Fig 5. Relative dispersion of MADM-generated single-labeled cells in wild-type and mutant mosaic endothelia.

(A-A”) WT-MADM. In twin spots (circled), red and green cells (both p27^+/+) directly abut one another or are separated by, at most, one or two cell diameters. (B-B”) p27^CK− GR-MADM. Note that GFP⁺- and RFP⁺ cells (mutant and wild-type, respectively) are more scattered within monolayers, with variable regions of unlabeled cells separating them. None of the cells in these ROIs belong to twin spots. (C-C”) p27^KO GR-MADM. Compared with the other two genotypes, green cells (p27^−/−) are packed together with little intervening space and oftentimes appear to be in direct contact with one another and with occasional yellow cells (p27^+/−). Because of its large size, the group of single-labeled cells in (C) did not qualify as a single twin spot and, thus, is not circled.

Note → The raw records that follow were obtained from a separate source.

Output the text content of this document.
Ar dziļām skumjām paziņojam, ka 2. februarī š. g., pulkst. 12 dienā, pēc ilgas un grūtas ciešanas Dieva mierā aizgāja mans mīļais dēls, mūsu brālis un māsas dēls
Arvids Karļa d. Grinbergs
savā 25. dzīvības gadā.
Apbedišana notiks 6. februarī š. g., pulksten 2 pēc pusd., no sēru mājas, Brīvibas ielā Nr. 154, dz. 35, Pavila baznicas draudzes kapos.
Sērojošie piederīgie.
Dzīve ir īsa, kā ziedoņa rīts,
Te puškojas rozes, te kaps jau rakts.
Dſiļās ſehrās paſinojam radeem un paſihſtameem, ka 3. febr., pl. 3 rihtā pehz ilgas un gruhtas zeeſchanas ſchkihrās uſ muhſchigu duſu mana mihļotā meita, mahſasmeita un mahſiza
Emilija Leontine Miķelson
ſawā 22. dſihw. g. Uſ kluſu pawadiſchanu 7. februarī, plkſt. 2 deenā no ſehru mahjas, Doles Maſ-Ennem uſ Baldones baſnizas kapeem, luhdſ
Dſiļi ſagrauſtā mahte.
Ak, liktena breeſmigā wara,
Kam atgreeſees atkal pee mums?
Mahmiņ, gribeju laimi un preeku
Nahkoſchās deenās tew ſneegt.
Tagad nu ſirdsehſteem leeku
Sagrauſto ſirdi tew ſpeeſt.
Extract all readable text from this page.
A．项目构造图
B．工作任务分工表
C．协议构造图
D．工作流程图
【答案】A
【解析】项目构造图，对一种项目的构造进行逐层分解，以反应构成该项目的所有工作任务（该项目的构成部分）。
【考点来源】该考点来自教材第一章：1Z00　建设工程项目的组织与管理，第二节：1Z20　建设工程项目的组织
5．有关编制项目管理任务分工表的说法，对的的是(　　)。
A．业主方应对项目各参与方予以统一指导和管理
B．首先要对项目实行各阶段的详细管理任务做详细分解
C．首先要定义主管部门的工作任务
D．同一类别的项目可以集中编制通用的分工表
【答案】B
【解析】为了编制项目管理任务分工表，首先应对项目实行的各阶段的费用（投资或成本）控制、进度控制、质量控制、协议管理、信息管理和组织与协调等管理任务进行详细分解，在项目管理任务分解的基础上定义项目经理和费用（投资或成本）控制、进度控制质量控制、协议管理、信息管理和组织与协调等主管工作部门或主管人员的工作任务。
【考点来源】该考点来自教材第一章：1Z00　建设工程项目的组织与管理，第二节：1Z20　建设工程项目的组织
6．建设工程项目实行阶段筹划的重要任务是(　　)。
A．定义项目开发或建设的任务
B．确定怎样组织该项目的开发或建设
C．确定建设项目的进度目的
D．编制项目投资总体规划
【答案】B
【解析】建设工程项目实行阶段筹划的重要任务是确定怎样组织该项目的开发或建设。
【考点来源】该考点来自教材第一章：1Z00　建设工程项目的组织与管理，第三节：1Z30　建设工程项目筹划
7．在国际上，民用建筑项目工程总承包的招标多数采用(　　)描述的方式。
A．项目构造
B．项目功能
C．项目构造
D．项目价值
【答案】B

Fig 6. Analysis of cell distribution patterns in mosaic wild-type and mutant corneas.

(A-C) Representative plots of GFP⁺ and RFP⁺ cells in WT-MADM (A), p27^CK− GR-MADM (B) and p27^KO GR-MADM (C) tissues. In (A), red and green cells (both p27^+/+) appear in small clusters, as well as distributed as single cells within corneas. Many more MADM-generated cells are apparent in p27^CK− and p27^KO mosaics. However, the distribution patterns of GFP⁺ cells differ greatly between the two mutant mosaics. In p27 ^CK− GR-MADM tissues (B), homozygous mutant (green) cells are evenly dispersed within endothelial monolayers. By contrast, GFP⁺ cells in p27^KO GR-MADM corneas (C) appear mainly in highly coherent clusters. (D) Cluster analysis. Compared with single-labeled (SL) GFP⁺ cells from wild-type and CK- mosaics, MADM-generated mutant cells in p27^KO GR-MADM corneas are 2.5- and 4-fold more likely to be found in clusters. Bars represent means ± SEM (n = 4 [red cells] and 3 [green cells]) for WT, 4 [red cells] and 6 [green cells] for CK- and 7 [green cells] for KO). There were no clusters of p27^+/+ (red) cells in p27^KO mosaics. Statistical analysis was carried out using ordinary two-way ANOVA followed by Sidak’s multiple comparisons test. * and *** indicate p<0.005 and p<0.001, respectively. ns indicates not significant.